Pour moi, la mode rime avec confort. Je m’habille en fonction de mon travail. Étant donné que je suis dans la mode et dans la construction, je dois être à l’aise dans ma tenue. Mes couleurs de prédilections sont le noir durant l’hiver et des couleurs neutres durant l’été. Ma garde- robe n’est pas très colorée.

Dans une interview, vous avez affirmé avoir eu du mal à vous habituer à ne pas porter de costume et que vous aviez besoin d’une cravate pour vous concentrer. Que vouliez-vous dire exactement ?

C’était à l’époque où j’étais à Washington. Je travaillais avec beau- coup de personnes et j’étais donc obligé d’avoir un style un peu plus classique. Mon équipe et moi portions tout le temps des costumes et des cravates. Je devais être un exemple pour mon équipe. Quand j’ai déménagé à Aspen dans le Colorado, j’ai changé mon look parce que personne ne portait de cravate sauf les agents du FBI.

Vous apparaissez dans la téléréalité The Real Housewives of Beverly Hills en tant qu’ex-mari de Yolanda, et dans Second Wive’ Club aux côtés de votre fiancée Shiva Safai. Faites-vous une différence entre votre vie privée et votre vie publique ?

Non, je ne fais pas de différence entre ma vie privée et ma vie publique. Je suis un personnage public, je dois me comporter en tant que tel. Je suis aussi le père de deux jeunes femmes publiques. Chacun de mes mouvements peut affecter leur vie et leur carrière. Tout ce que je fais peut aussi affecter mon ex-femme, mais aussi ma fiancée. Je suis reconnu dans mon travail en tant qu’architecte, mais aussi en tant que père de famille et heureusement, mes enfants ont bien représenté le nom Hadid. Je suis fier de Bella, Gigi et Anwar et heureux du fait qu’ils soient fiers de leurs racines arabes.

Quelle est votre impression générale du Maroc? Appréciez- vous quelque chose en particulier ?

En fait, ce n’est pas ma première visite au Maroc, mais la quatrième. Ce qui est drôle, c’est que le Maroc a toujours fait partie de mon imaginaire. À chaque fois que je créais une maison, il y avait une pièce d’inspiration marocaine. Ces pièces ont toujours beaucoup de succès parce que les gens en apprécient le design, mais aussi les couleurs et l’énergie qui s’en dégage. Ce que j’aime le plus au Maroc, ce sont les gens qui sont chaleureux et souriants. Dès que l’on arrive ici, on ressent la bienveillance, l’hospitalité et la générosité des gens presque immédiatement.
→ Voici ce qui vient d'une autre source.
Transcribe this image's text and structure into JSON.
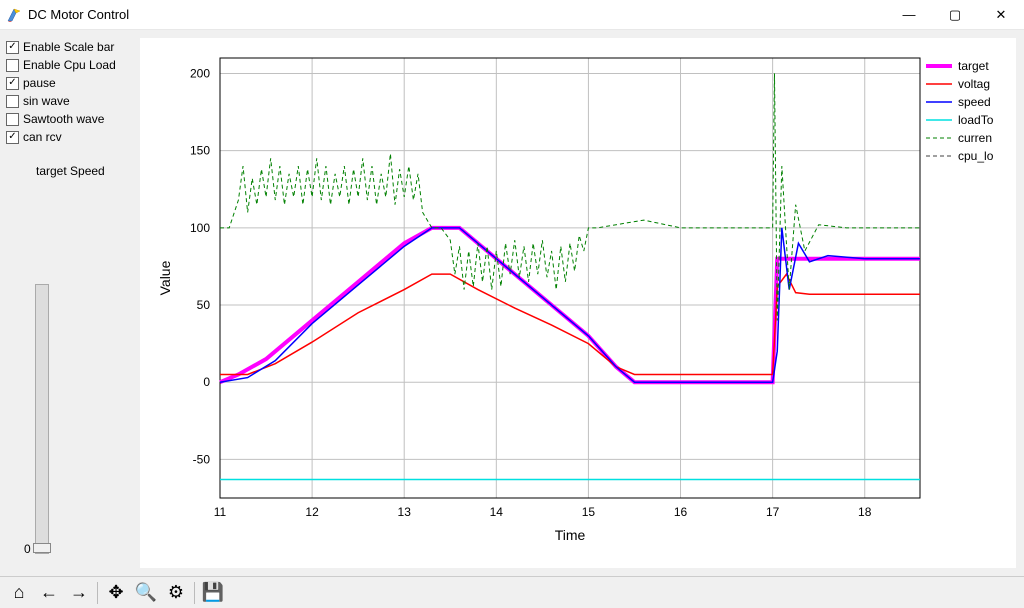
{
  "window": {
    "title": "DC Motor Control",
    "buttons": {
      "minimize": "—",
      "maximize": "▢",
      "close": "✕"
    }
  },
  "sidebar": {
    "checks": [
      {
        "label": "Enable Scale bar",
        "checked": true
      },
      {
        "label": "Enable Cpu Load",
        "checked": false
      },
      {
        "label": "pause",
        "checked": true
      },
      {
        "label": "sin wave",
        "checked": false
      },
      {
        "label": "Sawtooth wave",
        "checked": false
      },
      {
        "label": "can rcv",
        "checked": true
      }
    ],
    "slider": {
      "label": "target Speed",
      "value": 0
    }
  },
  "toolbar": {
    "buttons": [
      {
        "name": "home-icon",
        "glyph": "⌂"
      },
      {
        "name": "back-icon",
        "glyph": "←"
      },
      {
        "name": "forward-icon",
        "glyph": "→"
      },
      {
        "sep": true
      },
      {
        "name": "pan-icon",
        "glyph": "✥"
      },
      {
        "name": "zoom-icon",
        "glyph": "🔍"
      },
      {
        "name": "configure-icon",
        "glyph": "⚙"
      },
      {
        "sep": true
      },
      {
        "name": "save-icon",
        "glyph": "💾"
      }
    ]
  },
  "chart": {
    "type": "line",
    "xlabel": "Time",
    "ylabel": "Value",
    "xlim": [
      11,
      18.6
    ],
    "ylim": [
      -75,
      210
    ],
    "xticks": [
      11,
      12,
      13,
      14,
      15,
      16,
      17,
      18
    ],
    "yticks": [
      -50,
      0,
      50,
      100,
      150,
      200
    ],
    "label_fontsize": 14,
    "tick_fontsize": 12,
    "background_color": "#ffffff",
    "grid_color": "#c0c0c0",
    "axis_color": "#000000",
    "legend": {
      "labels": [
        "target",
        "voltag",
        "speed",
        "loadTo",
        "curren",
        "cpu_lo"
      ],
      "colors": [
        "#ff00ff",
        "#ff0000",
        "#0000ff",
        "#00e0e0",
        "#008000",
        "#404040"
      ],
      "widths": [
        4,
        1.5,
        1.5,
        1.5,
        1,
        1
      ],
      "dashes": [
        "",
        "",
        "",
        "",
        "4 3",
        "4 3"
      ]
    },
    "series": [
      {
        "name": "target",
        "color": "#ff00ff",
        "width": 4,
        "dash": "",
        "points": [
          [
            11.0,
            0
          ],
          [
            11.2,
            5
          ],
          [
            11.5,
            15
          ],
          [
            12.0,
            40
          ],
          [
            12.5,
            65
          ],
          [
            13.0,
            90
          ],
          [
            13.3,
            100
          ],
          [
            13.6,
            100
          ],
          [
            14.0,
            80
          ],
          [
            14.5,
            55
          ],
          [
            15.0,
            30
          ],
          [
            15.3,
            10
          ],
          [
            15.5,
            0
          ],
          [
            16.0,
            0
          ],
          [
            16.5,
            0
          ],
          [
            17.0,
            0
          ],
          [
            17.05,
            80
          ],
          [
            17.3,
            80
          ],
          [
            18.0,
            80
          ],
          [
            18.6,
            80
          ]
        ]
      },
      {
        "name": "voltage",
        "color": "#ff0000",
        "width": 1.5,
        "dash": "",
        "points": [
          [
            11.0,
            5
          ],
          [
            11.3,
            5
          ],
          [
            11.6,
            12
          ],
          [
            12.0,
            26
          ],
          [
            12.5,
            45
          ],
          [
            13.0,
            60
          ],
          [
            13.3,
            70
          ],
          [
            13.5,
            70
          ],
          [
            13.8,
            60
          ],
          [
            14.2,
            48
          ],
          [
            14.6,
            37
          ],
          [
            15.0,
            25
          ],
          [
            15.3,
            10
          ],
          [
            15.5,
            5
          ],
          [
            16.0,
            5
          ],
          [
            16.5,
            5
          ],
          [
            17.0,
            5
          ],
          [
            17.05,
            62
          ],
          [
            17.15,
            70
          ],
          [
            17.25,
            58
          ],
          [
            17.4,
            57
          ],
          [
            18.0,
            57
          ],
          [
            18.6,
            57
          ]
        ]
      },
      {
        "name": "speed",
        "color": "#0000ff",
        "width": 1.5,
        "dash": "",
        "points": [
          [
            11.0,
            0
          ],
          [
            11.3,
            3
          ],
          [
            11.6,
            14
          ],
          [
            12.0,
            38
          ],
          [
            12.5,
            63
          ],
          [
            13.0,
            88
          ],
          [
            13.3,
            100
          ],
          [
            13.6,
            100
          ],
          [
            14.0,
            80
          ],
          [
            14.5,
            55
          ],
          [
            15.0,
            30
          ],
          [
            15.3,
            10
          ],
          [
            15.5,
            0
          ],
          [
            16.0,
            0
          ],
          [
            16.5,
            0
          ],
          [
            17.0,
            0
          ],
          [
            17.05,
            20
          ],
          [
            17.1,
            100
          ],
          [
            17.18,
            60
          ],
          [
            17.28,
            90
          ],
          [
            17.4,
            78
          ],
          [
            17.6,
            82
          ],
          [
            18.0,
            80
          ],
          [
            18.6,
            80
          ]
        ]
      },
      {
        "name": "loadTorque",
        "color": "#00e0e0",
        "width": 1.5,
        "dash": "",
        "points": [
          [
            11.0,
            -63
          ],
          [
            18.6,
            -63
          ]
        ]
      },
      {
        "name": "current",
        "color": "#008000",
        "width": 1,
        "dash": "4 3",
        "points": [
          [
            11.0,
            100
          ],
          [
            11.1,
            100
          ],
          [
            11.2,
            118
          ],
          [
            11.25,
            140
          ],
          [
            11.3,
            110
          ],
          [
            11.35,
            132
          ],
          [
            11.4,
            115
          ],
          [
            11.45,
            138
          ],
          [
            11.5,
            120
          ],
          [
            11.55,
            145
          ],
          [
            11.6,
            118
          ],
          [
            11.65,
            140
          ],
          [
            11.7,
            115
          ],
          [
            11.75,
            135
          ],
          [
            11.8,
            120
          ],
          [
            11.85,
            140
          ],
          [
            11.9,
            115
          ],
          [
            11.95,
            138
          ],
          [
            12.0,
            120
          ],
          [
            12.05,
            145
          ],
          [
            12.1,
            118
          ],
          [
            12.15,
            140
          ],
          [
            12.2,
            115
          ],
          [
            12.25,
            135
          ],
          [
            12.3,
            120
          ],
          [
            12.35,
            140
          ],
          [
            12.4,
            115
          ],
          [
            12.45,
            138
          ],
          [
            12.5,
            120
          ],
          [
            12.55,
            145
          ],
          [
            12.6,
            118
          ],
          [
            12.65,
            140
          ],
          [
            12.7,
            115
          ],
          [
            12.75,
            135
          ],
          [
            12.8,
            120
          ],
          [
            12.85,
            148
          ],
          [
            12.9,
            115
          ],
          [
            12.95,
            138
          ],
          [
            13.0,
            120
          ],
          [
            13.05,
            140
          ],
          [
            13.1,
            118
          ],
          [
            13.15,
            135
          ],
          [
            13.2,
            110
          ],
          [
            13.3,
            100
          ],
          [
            13.4,
            100
          ],
          [
            13.5,
            92
          ],
          [
            13.55,
            70
          ],
          [
            13.6,
            88
          ],
          [
            13.65,
            60
          ],
          [
            13.7,
            85
          ],
          [
            13.75,
            62
          ],
          [
            13.8,
            90
          ],
          [
            13.85,
            65
          ],
          [
            13.9,
            88
          ],
          [
            13.95,
            60
          ],
          [
            14.0,
            85
          ],
          [
            14.05,
            62
          ],
          [
            14.1,
            90
          ],
          [
            14.15,
            70
          ],
          [
            14.2,
            92
          ],
          [
            14.25,
            68
          ],
          [
            14.3,
            88
          ],
          [
            14.35,
            65
          ],
          [
            14.4,
            90
          ],
          [
            14.45,
            70
          ],
          [
            14.5,
            92
          ],
          [
            14.55,
            68
          ],
          [
            14.6,
            85
          ],
          [
            14.65,
            60
          ],
          [
            14.7,
            88
          ],
          [
            14.75,
            65
          ],
          [
            14.8,
            90
          ],
          [
            14.85,
            72
          ],
          [
            14.9,
            95
          ],
          [
            14.95,
            85
          ],
          [
            15.0,
            100
          ],
          [
            15.1,
            100
          ],
          [
            15.3,
            102
          ],
          [
            15.6,
            105
          ],
          [
            16.0,
            100
          ],
          [
            16.5,
            100
          ],
          [
            17.0,
            100
          ],
          [
            17.02,
            200
          ],
          [
            17.05,
            40
          ],
          [
            17.1,
            140
          ],
          [
            17.18,
            60
          ],
          [
            17.25,
            115
          ],
          [
            17.35,
            85
          ],
          [
            17.5,
            102
          ],
          [
            17.8,
            100
          ],
          [
            18.2,
            100
          ],
          [
            18.6,
            100
          ]
        ]
      },
      {
        "name": "cpu_load",
        "color": "#404040",
        "width": 1,
        "dash": "4 3",
        "points": []
      }
    ]
  }
}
En dehors des États-Unis, votre entreprise a plusieurs projets au Moyen-Orient. Pensez-vous un jour entreprendre au Maroc ?

J’y pense depuis très longtemps et à mon avis, c’est le moment parfait pour me lancer. J’adore entreprendre dans les pays arabes. La seule chose qui me retenait, c’est la difficulté d’entreprendre dans un pays que l’on ne connaît pas. Mais maintenant que je suis venu ici à plusieurs reprises et que j’ai rencontré des personnes de confiance, je sais que je peux le faire.